L’economista Marco Cattaneo spiega chiaramente come l’UNICA CONDIZIONE che possa causare l’impossibilità di onorare il Debito Pubblico sia quando tale debito è denominato in una valuta non sovrana (estera). Questo in quanto uno stato in grado di emettere la propria valuta potrà sempre emetterne in quantità necessaria ad onorare il debito.
di Marco Cattaneo
Il primo concetto da chiarire è che il debito pubblico può essere espresso in moneta nazionale, oppure in moneta estera.
Nel primo caso, la capacità di emissione dello Stato gli permette sempre di evitare il default sul debito. In effetti lo Stato non si sta indebitando: sta raccogliendo depositi, con un vincolo di scadenza, presso il suo ministero dell’economia.
L’elemento di preoccupazione principale che può insorgere, in questo caso, non è l’insolvenza ma l’eventuale creazione di un eccesso di domanda (nell’ambito dell’economia) che spinge l’inflazione a livelli indesiderati.
In casi estremi, è possibile che uno Stato attui un default volontario su debito in moneta propria, a causa dell’incapacità di venire a capo di un grave eccesso di inflazione.
Ma questo non è assolutamente il problema odierno dell’Italia. L’economia italiana soffre, invece, di una pesantissima insufficienza di domanda, che comporta disoccupazione e sottoccupazione massiccia, sottoutilizzo della capacità produttiva delle aziende, disincentivo a investire, e inflazione troppo bassa (non troppo alta).
In Italia il debito pubblico è un problema perché è stato commesso gravissimo errore di convertirlo in una moneta – l’euro – che l’Italia non emette.
In questa situazione, esiste un concreto rischio di insolvenza.
Ma il rischio d’insolvenza non sparisce se il debito inizia a diminuire, in percentuale rispetto al PIL, rispetto all’attuale 130%. Il rischio default si è manifestato (Irlanda, Spagna nel 2011: debito in euro) o concretizzato (Argentina nel 2001: debito in dollari) anche in paesi dove il rapporto debito pubblico / PIL era al 30-40%.
Se il debito è espresso in moneta estera, non garantito da un ente con potestà di emissione di quella moneta, l’unico livello che garantisce contro il rischio di insolvenza è zero.
E il debito pubblico italiano non può essere portato a zero – ma neanche ridotto in misura significativa rispetto al PIL – adottando politiche che costringono il paese a crescite asfittiche e a soffrire di altissimi livelli di disoccupazione e sottoccupazione.
In questa situazione, il problema non verrà risolto per i prossimi svariati decenni.
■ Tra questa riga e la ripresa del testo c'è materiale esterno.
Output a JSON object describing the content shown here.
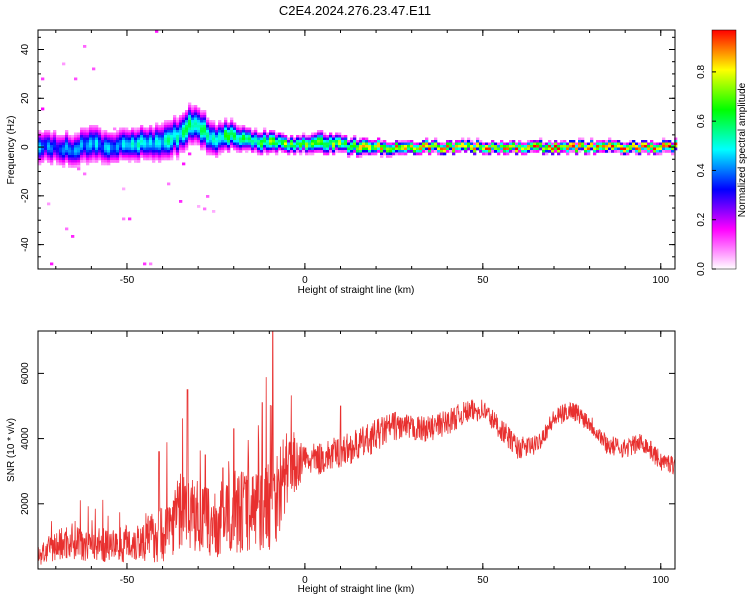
{
  "title": "C2E4.2024.276.23.47.E11",
  "chart_data": [
    {
      "type": "heatmap",
      "xlabel": "Height of straight line (km)",
      "ylabel": "Frequency (Hz)",
      "xlim": [
        -75,
        104
      ],
      "ylim": [
        -50,
        48
      ],
      "x_ticks": [
        -50,
        0,
        50,
        100
      ],
      "y_ticks": [
        -40,
        -20,
        0,
        20,
        40
      ],
      "colorbar": {
        "label": "Normalized spectral amplitude",
        "range": [
          0,
          0.97
        ],
        "ticks": [
          "0.0",
          "0.2",
          "0.4",
          "0.6",
          "0.8"
        ],
        "colors": [
          "#ffffff",
          "#ff00ff",
          "#0000ff",
          "#00ffff",
          "#00ff00",
          "#ffff00",
          "#ff0000"
        ]
      },
      "ridge": {
        "x": [
          -75,
          -70,
          -65,
          -60,
          -55,
          -50,
          -45,
          -40,
          -35,
          -32,
          -30,
          -25,
          -20,
          -15,
          -10,
          -5,
          0,
          5,
          10,
          15,
          20,
          30,
          40,
          50,
          60,
          70,
          80,
          90,
          100,
          104
        ],
        "freq": [
          1,
          0,
          -1,
          1,
          0,
          1,
          2,
          2,
          5,
          10,
          8,
          3,
          5,
          2,
          2,
          1,
          1,
          2,
          1,
          0,
          0,
          0,
          0,
          0,
          0,
          0,
          0,
          0,
          0,
          0
        ],
        "spread_hz": [
          6,
          6,
          6,
          7,
          6,
          6,
          6,
          7,
          7,
          7,
          7,
          6,
          5,
          4,
          4,
          3,
          3,
          4,
          3,
          3,
          2.5,
          2.2,
          2,
          2,
          2,
          2,
          2,
          2,
          2,
          2
        ],
        "peak_amplitude": [
          0.45,
          0.4,
          0.45,
          0.5,
          0.45,
          0.5,
          0.5,
          0.55,
          0.55,
          0.6,
          0.6,
          0.6,
          0.65,
          0.7,
          0.7,
          0.75,
          0.75,
          0.8,
          0.75,
          0.8,
          0.85,
          0.9,
          0.9,
          0.92,
          0.92,
          0.95,
          0.95,
          0.95,
          0.97,
          0.97
        ]
      }
    },
    {
      "type": "line",
      "xlabel": "Height of straight line (km)",
      "ylabel": "SNR (10 * v/v)",
      "xlim": [
        -75,
        104
      ],
      "ylim": [
        0,
        7300
      ],
      "x_ticks": [
        -50,
        0,
        50,
        100
      ],
      "y_ticks": [
        2000,
        4000,
        6000
      ],
      "series": [
        {
          "color": "#e8302f",
          "envelope_x": [
            -75,
            -70,
            -65,
            -60,
            -55,
            -50,
            -45,
            -40,
            -35,
            -30,
            -25,
            -20,
            -15,
            -10,
            -7,
            -5,
            0,
            5,
            10,
            15,
            20,
            25,
            30,
            35,
            40,
            45,
            50,
            55,
            60,
            65,
            70,
            75,
            80,
            85,
            90,
            95,
            100,
            104
          ],
          "envelope_y": [
            400,
            700,
            900,
            800,
            700,
            800,
            900,
            1100,
            1800,
            1600,
            1300,
            1800,
            1800,
            2000,
            2500,
            3100,
            3300,
            3400,
            3600,
            3800,
            4100,
            4400,
            4300,
            4300,
            4500,
            4800,
            4900,
            4300,
            3700,
            3800,
            4600,
            4900,
            4500,
            3800,
            3700,
            3900,
            3300,
            3200
          ],
          "noise_amplitude": [
            300,
            500,
            600,
            600,
            500,
            600,
            700,
            900,
            1200,
            1100,
            1000,
            1300,
            1300,
            1500,
            1500,
            1100,
            500,
            500,
            500,
            500,
            500,
            450,
            400,
            400,
            400,
            350,
            350,
            350,
            350,
            300,
            300,
            300,
            300,
            300,
            300,
            300,
            300,
            300
          ],
          "spikes": [
            {
              "x": -41,
              "y": 3600
            },
            {
              "x": -33,
              "y": 5500
            },
            {
              "x": -28,
              "y": 3500
            },
            {
              "x": -23,
              "y": 3100
            },
            {
              "x": -20,
              "y": 4300
            },
            {
              "x": -12,
              "y": 5100
            },
            {
              "x": -9,
              "y": 7300
            },
            {
              "x": 10,
              "y": 5000
            }
          ]
        }
      ]
    }
  ]
}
E il paese continuerà a stagnare economicamente su livelli di attività economica depressa. Non verrà risolto il pesantissimo disagio sociale né la situazione di indigenza in cui si è venuta a trovare una larghissima parte della popolazione.
Il problema è invece risolvibile in due modi.
Il primo è la ridenominazione del debito, da euro in moneta nazionale. In pratica, si parla dell’uscita dall’euro mediante breakup. E’ una via complessa operativamente e controversa politicamente.
Il secondo è stabilizzare il debito ai livelli attuali (in valore assoluto) introducendo nell’economia uno strumento finanziario-fiscale che possa anche svolgere funzioni monetarie, in affiancamento all’euro.
Questo strumento, di cui i CCF sono la modalità tecnica che propongo da svariati anni, non è debito, e non possono crearsi situazioni di mercato finanziario che forzino l’emittente al default.
La forma e la sostanza del Fiscal Compact risultano in tal modo rispettate, perché il debito cessa di aumentare in valore e inizia a scendere rapidamente in rapporto al PIL.
Il whatever it takes della BCE è l’elemento chiave di rassicurazione (dal punto di vista dei mercati) che non si verificheranno tensioni finanziarie, né rischi di default sullo stock di debito che rimane in essere.
Nel frattempo, la discesa del rapporto debito pubblico / PIL è assicurata dal fatto che l’immissione di CCF nell’economia incrementa la domanda interna e migliora la competitività delle aziende, creando le condizioni per una rapida e vigorosa ripresa.